Mir sind keine wirklich aussagekräftigen wissenschaftlichen Studien zur Wirksamkeit der Vorratsdatenspeicherung/Höchstspeicherfrist bekannt (weder pro noch contra). Die wenigen vorhandenen Studien leiden unter einem Mangel an empirischen Daten und teilweise auch an methodischen Problemen. Die Wissenschaft kann in diesem Fall bislang leider kein kompetenter Ratgeber sein. Ein Problem bei der Analyse der Wirksamkeit der Höchstspeicherfrist ist beispielsweise, dass die Höchstspeicherfrist lediglich ein Instrument von sehr vielen bei der Aufklärung von Straftaten darstellt. Es ist deshalb auch schwer zu beurteilen, ob in einem bestimmten Fall der Zugriff auf diese Daten den einen entscheidenden Anteil an der Aufklärung einer Straftat hatte.

Die Einführung einer Höchstspeicherfrist ist mit Sicherheit kein Allheilmittel der Verbrechensbekämpfung. Sie löst nicht alle Probleme und sie verhindert auch nicht alle terroristischen Anschläge, jedenfalls nicht ohne weiteres den ersten einer unbekannten Gruppierung. Denn sie ist gerade kein Mittel der präventiven Totalüberwachung, sondern eine Ermittlungsmaßnahme im Einzelfall und ich finde als solches hat sie eine Berechtigung. Mit der Höchstspeicherfrist bekommen Staatsanwaltschaften und Polizei die Möglichkeit, Verbindungen zwischen Personen aufzuklären. Die Daten können im Bereich terroristischer Straftaten helfen, Folgetaten zu verhindern. Aber auch bei Fällen der schwersten Kriminalität kann sie meiner Meinung nach nützlich beim Aufdecken von Netzwerken sein. Deswegen halte ich eine maßvolle Höchstspeicherfrist für sinnvoll, da mit dieser Methode ein Beitrag zur Verbrechensbekämpfung geleistet werden kann.

Des weiteren äußerten Sie sich besorgt über den neuen Straftatbestand der Datenhehlerei. Der Straftatbestand der Datenhehlerei soll u.a. einen Missbrauch der Höchstspeicherfrist verhindern helfen in dem der Handel mit Daten untersagt wird und richtet sich daher nicht gegen einen klassischen Whistleblower, dessen Ziel ja nicht die eigene Bereicherung ist. Daten sind nicht nur ein wichtiges Instrument zur Strafverfolgung. Wir müssen zugleich sicherstellen, dass Daten auch vor Ausspähung geschützt sind und es keinen Handel mit ausgespähten Daten gibt. Dabei achten wir auch hier auf die Pressefreiheit und stellen ausdrücklich klar, dass journalistische Tätigkeiten zur Vorbereitung einer konkreten Veröffentlichung keine Datenhehlerei sind.

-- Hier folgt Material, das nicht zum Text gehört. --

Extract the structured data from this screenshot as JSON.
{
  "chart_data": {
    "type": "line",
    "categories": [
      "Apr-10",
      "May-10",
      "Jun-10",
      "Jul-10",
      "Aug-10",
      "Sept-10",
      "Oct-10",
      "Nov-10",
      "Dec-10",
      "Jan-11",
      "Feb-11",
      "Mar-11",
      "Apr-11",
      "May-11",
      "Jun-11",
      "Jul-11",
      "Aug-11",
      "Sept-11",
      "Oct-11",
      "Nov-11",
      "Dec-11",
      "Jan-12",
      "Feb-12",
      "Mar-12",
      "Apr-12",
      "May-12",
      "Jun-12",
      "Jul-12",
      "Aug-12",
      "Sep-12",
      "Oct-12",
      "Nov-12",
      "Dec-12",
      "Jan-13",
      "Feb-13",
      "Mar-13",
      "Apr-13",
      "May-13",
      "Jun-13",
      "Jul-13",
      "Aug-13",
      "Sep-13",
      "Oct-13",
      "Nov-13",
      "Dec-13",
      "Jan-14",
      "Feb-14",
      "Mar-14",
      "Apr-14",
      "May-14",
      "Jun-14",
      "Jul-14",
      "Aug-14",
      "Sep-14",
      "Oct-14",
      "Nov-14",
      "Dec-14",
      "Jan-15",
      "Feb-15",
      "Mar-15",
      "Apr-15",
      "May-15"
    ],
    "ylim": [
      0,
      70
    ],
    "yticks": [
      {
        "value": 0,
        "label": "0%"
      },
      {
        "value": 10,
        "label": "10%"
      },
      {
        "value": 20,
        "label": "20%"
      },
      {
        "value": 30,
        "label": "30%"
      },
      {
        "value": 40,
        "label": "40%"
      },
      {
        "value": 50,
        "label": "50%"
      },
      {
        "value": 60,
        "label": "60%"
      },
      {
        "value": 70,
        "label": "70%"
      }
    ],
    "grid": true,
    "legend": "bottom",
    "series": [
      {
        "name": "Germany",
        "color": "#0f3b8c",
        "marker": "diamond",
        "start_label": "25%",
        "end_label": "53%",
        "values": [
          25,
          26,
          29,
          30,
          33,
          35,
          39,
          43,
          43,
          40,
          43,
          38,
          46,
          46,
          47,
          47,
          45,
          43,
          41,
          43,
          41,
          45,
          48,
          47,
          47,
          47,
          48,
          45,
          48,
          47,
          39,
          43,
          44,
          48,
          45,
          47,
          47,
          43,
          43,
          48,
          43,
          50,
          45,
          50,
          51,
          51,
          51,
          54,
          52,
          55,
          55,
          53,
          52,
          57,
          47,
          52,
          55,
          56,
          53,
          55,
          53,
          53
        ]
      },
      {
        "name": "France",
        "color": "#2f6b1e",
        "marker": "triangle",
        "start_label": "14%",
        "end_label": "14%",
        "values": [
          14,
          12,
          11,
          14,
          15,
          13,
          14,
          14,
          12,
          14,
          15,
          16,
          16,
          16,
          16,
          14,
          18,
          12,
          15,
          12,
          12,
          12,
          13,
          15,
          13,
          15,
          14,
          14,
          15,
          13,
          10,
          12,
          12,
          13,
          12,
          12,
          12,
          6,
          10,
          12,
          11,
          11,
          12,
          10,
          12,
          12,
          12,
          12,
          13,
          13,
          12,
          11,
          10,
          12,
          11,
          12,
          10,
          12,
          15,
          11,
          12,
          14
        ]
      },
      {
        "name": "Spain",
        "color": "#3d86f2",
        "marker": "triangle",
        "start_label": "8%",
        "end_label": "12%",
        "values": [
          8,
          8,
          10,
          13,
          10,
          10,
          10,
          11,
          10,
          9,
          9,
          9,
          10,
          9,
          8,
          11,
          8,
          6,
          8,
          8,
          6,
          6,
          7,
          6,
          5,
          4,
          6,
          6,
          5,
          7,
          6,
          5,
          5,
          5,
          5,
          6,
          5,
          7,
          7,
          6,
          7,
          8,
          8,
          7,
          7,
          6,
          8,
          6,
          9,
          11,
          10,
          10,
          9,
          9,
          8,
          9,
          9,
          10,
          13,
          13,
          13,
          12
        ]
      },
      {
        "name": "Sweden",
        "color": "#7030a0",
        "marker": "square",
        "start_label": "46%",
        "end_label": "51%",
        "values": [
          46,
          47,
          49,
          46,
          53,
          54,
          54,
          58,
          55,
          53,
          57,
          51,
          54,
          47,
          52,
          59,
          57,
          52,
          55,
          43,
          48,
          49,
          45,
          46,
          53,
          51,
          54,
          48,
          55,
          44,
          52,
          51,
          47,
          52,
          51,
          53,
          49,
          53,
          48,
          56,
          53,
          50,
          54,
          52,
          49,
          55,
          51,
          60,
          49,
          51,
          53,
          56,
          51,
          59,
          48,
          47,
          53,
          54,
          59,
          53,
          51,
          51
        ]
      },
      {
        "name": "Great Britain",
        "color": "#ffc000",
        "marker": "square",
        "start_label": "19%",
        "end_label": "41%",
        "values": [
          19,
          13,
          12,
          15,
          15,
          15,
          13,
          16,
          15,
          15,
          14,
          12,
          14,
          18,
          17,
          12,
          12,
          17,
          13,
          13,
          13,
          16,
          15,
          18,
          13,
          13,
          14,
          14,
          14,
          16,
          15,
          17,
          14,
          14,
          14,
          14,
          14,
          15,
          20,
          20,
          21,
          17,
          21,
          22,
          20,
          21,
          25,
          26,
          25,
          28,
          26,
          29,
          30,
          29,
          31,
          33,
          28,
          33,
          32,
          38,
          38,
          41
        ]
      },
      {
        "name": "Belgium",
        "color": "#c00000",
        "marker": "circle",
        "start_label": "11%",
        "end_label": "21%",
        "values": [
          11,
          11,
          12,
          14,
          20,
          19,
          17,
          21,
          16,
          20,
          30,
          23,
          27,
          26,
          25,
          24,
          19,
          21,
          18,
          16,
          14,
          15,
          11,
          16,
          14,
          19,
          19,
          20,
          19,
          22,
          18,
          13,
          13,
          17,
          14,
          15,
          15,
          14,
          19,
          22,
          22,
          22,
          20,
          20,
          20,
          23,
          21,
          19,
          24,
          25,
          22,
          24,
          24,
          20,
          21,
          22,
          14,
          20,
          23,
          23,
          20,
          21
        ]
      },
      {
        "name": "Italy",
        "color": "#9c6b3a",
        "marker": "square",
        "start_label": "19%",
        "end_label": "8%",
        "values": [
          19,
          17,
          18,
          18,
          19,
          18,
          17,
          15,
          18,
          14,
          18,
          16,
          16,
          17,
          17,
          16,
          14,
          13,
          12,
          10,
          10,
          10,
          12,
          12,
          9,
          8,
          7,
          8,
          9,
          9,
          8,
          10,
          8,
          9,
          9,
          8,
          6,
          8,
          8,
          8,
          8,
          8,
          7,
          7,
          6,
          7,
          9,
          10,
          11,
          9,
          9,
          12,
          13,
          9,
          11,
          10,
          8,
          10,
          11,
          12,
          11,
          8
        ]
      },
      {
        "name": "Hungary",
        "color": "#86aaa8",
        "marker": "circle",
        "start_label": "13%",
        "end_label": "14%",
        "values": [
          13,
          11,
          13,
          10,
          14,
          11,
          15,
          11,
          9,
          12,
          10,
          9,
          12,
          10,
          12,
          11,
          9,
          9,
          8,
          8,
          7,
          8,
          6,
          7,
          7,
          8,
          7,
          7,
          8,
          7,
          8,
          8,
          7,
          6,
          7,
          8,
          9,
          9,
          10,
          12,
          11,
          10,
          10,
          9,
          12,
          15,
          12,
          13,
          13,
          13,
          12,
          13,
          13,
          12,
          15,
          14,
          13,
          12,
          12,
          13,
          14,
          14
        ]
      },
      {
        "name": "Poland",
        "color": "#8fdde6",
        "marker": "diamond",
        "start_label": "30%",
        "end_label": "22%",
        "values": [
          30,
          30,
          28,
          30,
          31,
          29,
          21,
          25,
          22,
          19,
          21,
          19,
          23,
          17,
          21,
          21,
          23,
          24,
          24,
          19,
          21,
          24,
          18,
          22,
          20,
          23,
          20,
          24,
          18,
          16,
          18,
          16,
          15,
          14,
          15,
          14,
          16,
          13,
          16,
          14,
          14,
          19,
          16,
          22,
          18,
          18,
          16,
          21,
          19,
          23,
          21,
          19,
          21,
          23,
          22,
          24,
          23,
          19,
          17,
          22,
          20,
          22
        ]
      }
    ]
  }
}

Ich verstehe und akzeptiere, dass es bezüglich der Höchstspeicherfrist andere Meinungen gibt, wie zum Beispiel die des von Ihnen erwähnten Chaos Computer Clubs. Erstens, bitte ich aber zu bedenken, dass sehr computer- und internetaffine Menschen vielleicht sensibler auf Eingriffe in „ihre“ digitale Welt reagieren als der Rest. Dieses Partikularinteresse ist natürlich alles andere als unwichtig, aber eben nicht allein ausschlaggebend für den Gesetzgeber.

Zweitens, dass ich eine maßvolle Höchstspeicherfrist für verhältnismäßig halte, hat sicherlich auch den Hintergrund, dass ich im Gegensatz zum Chaos Computer Club darin keine staatliche Massenüberwachung erkennen kann. Das verpflichtende begrenzte und dezentrale Speichern von oft bereits jetzt langfristig von Telekom, Vodafone usw. gespeicherten Daten bei den einzelnen Telekommunikationsanbietern, ohne dass der Staat darauf Zugriff hat, außer im Einzelfall auf richterliche Anordnung, ist meiner Meinung nach keine staatliche Massenüberwachung. Ich glaube auch nicht, dass der Staat jemals in rechtswidriger Verschwörung mit der Justiz und den privatwirtschaftlichen Telekommunikationsunternehmen Massendaten übermittelt bekommen wird, die von unbeschäftigten Beamten ausgewertet werden, weil die Erkenntnisse wertvoll für die Errichtung einer heimlich geplanten Diktatur sein könnten. Ich glaube unsere Demokratie ist hierfür ausreichend stabil und der Rechtsstaat sehr gut etabliert.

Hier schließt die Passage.